The late Justice PN Bhagwati, who was part of the seven-judge bench in SP Gupta, rejected it, saying that the claim for class immunity was an extraordinary claim, and contradictory to and destructive of the concept of an open government.

To Justice Chandrachud, the Collegium owes its birth to judicial interpretation. In significant respects, the Collegium is a victim of its own birth-pangs, he said. Bereft of information pertaining to both the criteria governing the selection and appointment of judges to the higher judiciary and the application of those criteria in individual cases, citizens have engaged the constitutional right to information, facilitated by the RTI Act, he suggested.

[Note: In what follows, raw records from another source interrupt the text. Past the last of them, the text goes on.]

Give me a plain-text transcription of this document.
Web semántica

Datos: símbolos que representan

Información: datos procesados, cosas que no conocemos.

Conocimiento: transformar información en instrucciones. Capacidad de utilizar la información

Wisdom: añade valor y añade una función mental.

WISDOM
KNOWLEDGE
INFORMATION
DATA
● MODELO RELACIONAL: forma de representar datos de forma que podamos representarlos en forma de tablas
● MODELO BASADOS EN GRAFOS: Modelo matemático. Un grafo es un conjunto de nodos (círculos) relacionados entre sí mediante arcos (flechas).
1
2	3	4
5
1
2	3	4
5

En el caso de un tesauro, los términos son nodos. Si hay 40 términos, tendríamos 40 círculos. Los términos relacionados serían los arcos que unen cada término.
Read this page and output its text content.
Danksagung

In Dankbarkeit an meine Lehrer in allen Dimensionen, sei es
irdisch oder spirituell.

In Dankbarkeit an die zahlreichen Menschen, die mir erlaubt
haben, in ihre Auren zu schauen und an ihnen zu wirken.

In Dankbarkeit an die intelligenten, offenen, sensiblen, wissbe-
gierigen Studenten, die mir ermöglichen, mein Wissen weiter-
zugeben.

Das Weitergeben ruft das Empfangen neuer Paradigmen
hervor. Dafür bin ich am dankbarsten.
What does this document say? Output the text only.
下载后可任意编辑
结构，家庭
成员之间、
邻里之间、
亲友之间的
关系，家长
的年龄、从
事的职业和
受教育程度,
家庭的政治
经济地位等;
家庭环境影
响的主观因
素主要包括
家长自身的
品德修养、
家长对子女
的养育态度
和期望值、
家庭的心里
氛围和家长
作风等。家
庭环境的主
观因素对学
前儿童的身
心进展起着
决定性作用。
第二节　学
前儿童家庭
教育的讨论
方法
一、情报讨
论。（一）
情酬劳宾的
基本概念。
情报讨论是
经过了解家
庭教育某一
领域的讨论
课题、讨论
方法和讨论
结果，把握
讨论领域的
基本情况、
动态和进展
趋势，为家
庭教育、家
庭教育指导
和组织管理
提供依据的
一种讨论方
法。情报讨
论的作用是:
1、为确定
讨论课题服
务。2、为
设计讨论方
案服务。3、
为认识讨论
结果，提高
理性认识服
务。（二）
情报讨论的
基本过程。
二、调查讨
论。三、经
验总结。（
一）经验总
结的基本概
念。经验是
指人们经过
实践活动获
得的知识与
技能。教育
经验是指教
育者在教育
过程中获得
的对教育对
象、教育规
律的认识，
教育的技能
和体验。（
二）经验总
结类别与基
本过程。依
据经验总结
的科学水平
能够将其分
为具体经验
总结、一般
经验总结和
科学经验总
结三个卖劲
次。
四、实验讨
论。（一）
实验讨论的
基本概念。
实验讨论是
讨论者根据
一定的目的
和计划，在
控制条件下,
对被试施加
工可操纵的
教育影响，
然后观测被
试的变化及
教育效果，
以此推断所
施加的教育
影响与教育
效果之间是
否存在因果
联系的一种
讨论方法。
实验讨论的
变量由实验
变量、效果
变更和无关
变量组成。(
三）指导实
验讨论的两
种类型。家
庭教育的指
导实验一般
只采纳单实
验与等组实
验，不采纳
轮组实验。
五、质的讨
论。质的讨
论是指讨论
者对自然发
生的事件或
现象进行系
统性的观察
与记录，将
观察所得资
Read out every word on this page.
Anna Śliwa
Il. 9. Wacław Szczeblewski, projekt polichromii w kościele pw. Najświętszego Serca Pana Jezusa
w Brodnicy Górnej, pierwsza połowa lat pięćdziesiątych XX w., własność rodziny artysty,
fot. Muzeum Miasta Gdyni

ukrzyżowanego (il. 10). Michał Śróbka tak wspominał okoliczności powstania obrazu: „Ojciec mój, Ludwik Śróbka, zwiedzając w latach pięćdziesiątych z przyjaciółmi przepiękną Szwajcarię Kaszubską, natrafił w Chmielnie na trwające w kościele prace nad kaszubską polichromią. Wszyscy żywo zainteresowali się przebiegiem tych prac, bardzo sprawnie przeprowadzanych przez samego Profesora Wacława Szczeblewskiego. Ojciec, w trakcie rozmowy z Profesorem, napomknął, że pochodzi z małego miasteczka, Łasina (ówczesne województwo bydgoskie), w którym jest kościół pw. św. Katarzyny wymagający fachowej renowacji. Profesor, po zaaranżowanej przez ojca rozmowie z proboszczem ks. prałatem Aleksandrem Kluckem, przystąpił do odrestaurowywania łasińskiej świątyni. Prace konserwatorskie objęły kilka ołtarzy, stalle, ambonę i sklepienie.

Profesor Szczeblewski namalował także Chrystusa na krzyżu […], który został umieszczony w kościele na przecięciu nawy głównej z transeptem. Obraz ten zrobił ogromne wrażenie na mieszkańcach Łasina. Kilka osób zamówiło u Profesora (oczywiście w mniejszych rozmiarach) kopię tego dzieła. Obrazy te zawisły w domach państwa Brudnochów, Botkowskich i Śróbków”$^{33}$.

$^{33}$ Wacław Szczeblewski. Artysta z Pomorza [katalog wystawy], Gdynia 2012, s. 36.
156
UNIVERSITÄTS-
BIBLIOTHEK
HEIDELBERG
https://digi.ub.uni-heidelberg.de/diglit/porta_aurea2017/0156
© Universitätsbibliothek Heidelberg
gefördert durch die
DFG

Justice Chandrachud emphasised that substantive standards must be formulated and placed in the public domain to promote confidence in the appointments process. Due publicity to the norms which have been formulated and are applied would foster a degree of transparency and promote accountability in decision-making at all levels within the judiciary and the government, he suggested. The norms may also spell out the criteria followed for assessing the judges of the district judiciary for higher judicial office, he opined. There is a vital public interest in disclosing the basis on which those with judicial experience are evaluated for elevation to higher judicial office particularly with regard to merit, integrity and judicial performance. Placing the criteria followed in making judicial appointments in the public domain will fulfil the purpose and mandate of Section 4 of the RTI Act, engender public confidence in the process and provide a safeguard against extraneous considerations entering into the process, he reasoned.

To many, however, the bench’s lip service in favour of pro-active disclosure of information has to be tested in practice, especially when the centre is unwilling to notify the revised Memorandum of Procedure (MoP) in the light of the Supreme Court’s judgment in 2015, to regulate appointments and transfers of judges of the higher judiciary.